San Diego is the third largest life science market in the country. From 2006 to 2016, San Diego’s life science employment has increased to 13.5%, nearly double than the national average of 6.9%, according to research from CBRE. The market is poised for more growth this year, thanks to increased venture capital investment. In 2018, $2.3 billion of venture capital investment flooded into the San Diego market, double the investment activity in 2017. This investment activity is directly linked to the market growth.

 “Life science companies received a record amount of $2.6 billion in 2018, which was nearly two and a half times the previous annual record set last year,” Ryan Egli, SVP at CBRE, tells GlobeSt.com. “To put it in perspective, the total life science investment into San Diego over the last two years is more than the previous 5 years combined. Another factor that has contributed to the growth in San Diego life sciences has been the amount of talent and intellectual capital coming out of the universities and local research institutes. San Diego graduates more than 7,000 STEM professionals a year, which circulates young talent through the county and contributes greatly to the growth in the sector.”

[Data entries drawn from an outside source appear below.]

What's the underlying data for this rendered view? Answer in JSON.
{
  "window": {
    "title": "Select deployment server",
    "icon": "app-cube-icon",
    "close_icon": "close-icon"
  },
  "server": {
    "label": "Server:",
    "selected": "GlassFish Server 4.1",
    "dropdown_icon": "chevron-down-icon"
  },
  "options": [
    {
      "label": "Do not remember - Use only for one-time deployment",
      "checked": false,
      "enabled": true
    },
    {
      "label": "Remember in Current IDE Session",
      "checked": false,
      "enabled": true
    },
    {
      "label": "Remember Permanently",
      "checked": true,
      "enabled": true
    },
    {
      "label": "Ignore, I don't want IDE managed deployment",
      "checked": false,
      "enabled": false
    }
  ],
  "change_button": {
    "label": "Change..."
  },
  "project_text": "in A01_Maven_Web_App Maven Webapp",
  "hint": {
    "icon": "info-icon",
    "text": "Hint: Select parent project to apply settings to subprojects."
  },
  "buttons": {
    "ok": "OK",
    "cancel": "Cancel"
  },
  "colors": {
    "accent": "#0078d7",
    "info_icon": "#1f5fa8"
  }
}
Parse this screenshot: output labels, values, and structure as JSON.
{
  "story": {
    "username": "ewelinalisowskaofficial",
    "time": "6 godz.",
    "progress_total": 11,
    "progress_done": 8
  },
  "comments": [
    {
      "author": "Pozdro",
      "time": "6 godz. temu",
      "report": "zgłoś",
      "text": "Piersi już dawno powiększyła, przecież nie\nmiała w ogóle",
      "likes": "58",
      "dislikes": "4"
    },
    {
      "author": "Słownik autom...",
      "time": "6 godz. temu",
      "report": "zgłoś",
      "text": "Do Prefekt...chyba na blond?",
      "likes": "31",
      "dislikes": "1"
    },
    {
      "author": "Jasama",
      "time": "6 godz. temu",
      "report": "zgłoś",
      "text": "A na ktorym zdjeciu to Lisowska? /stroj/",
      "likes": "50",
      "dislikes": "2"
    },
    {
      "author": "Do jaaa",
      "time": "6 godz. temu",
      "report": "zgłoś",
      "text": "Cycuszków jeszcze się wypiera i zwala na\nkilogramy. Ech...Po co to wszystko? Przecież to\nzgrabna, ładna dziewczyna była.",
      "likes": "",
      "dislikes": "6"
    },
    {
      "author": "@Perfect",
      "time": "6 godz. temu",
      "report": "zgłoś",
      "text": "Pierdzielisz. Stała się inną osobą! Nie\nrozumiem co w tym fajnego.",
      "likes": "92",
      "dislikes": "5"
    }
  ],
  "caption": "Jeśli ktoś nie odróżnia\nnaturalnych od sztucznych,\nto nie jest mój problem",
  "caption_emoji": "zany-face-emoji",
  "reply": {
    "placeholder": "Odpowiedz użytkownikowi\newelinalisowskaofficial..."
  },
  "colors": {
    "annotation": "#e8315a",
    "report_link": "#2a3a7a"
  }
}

The local economy has also benefitted from the life science activity, and in fact, the industry has become a major driver of local economic growth. “The industry alone accounts for more than $33 billion in economic impact and has provided the county with nearly 50,000 jobs,” explains Egli.

 Alongside industry growth, commercial real estate activity has remained active. In 2018, leasing activity met the five-year average of 1 million square feet in leasing. “Activity is healthy, and in turn the market has tightened, especially in the class-A segment,” says Egli. “Tenants have begun to seek out highly amenitized space with the hope that their facility cannot only be used for research purposes, but also as an asset in attracting top talent. We expect this trend to continue as dated space comes back to the market and landlords begin to reposition to fit the needs of today’s users.”

For users looking to lock in space in this tight market, Egli recommends curating a team with deep knowledge of the market and the industry. “The deals can be complicated with the capital investment required for tenant improvements and the actual time to select, design and build out the space,” he says. “Assembling the correct advisory team—architect, construction manager, attorney—will help expedite the process, reduce risk and make for a more seamless transaction so the tenant can focus on their science.”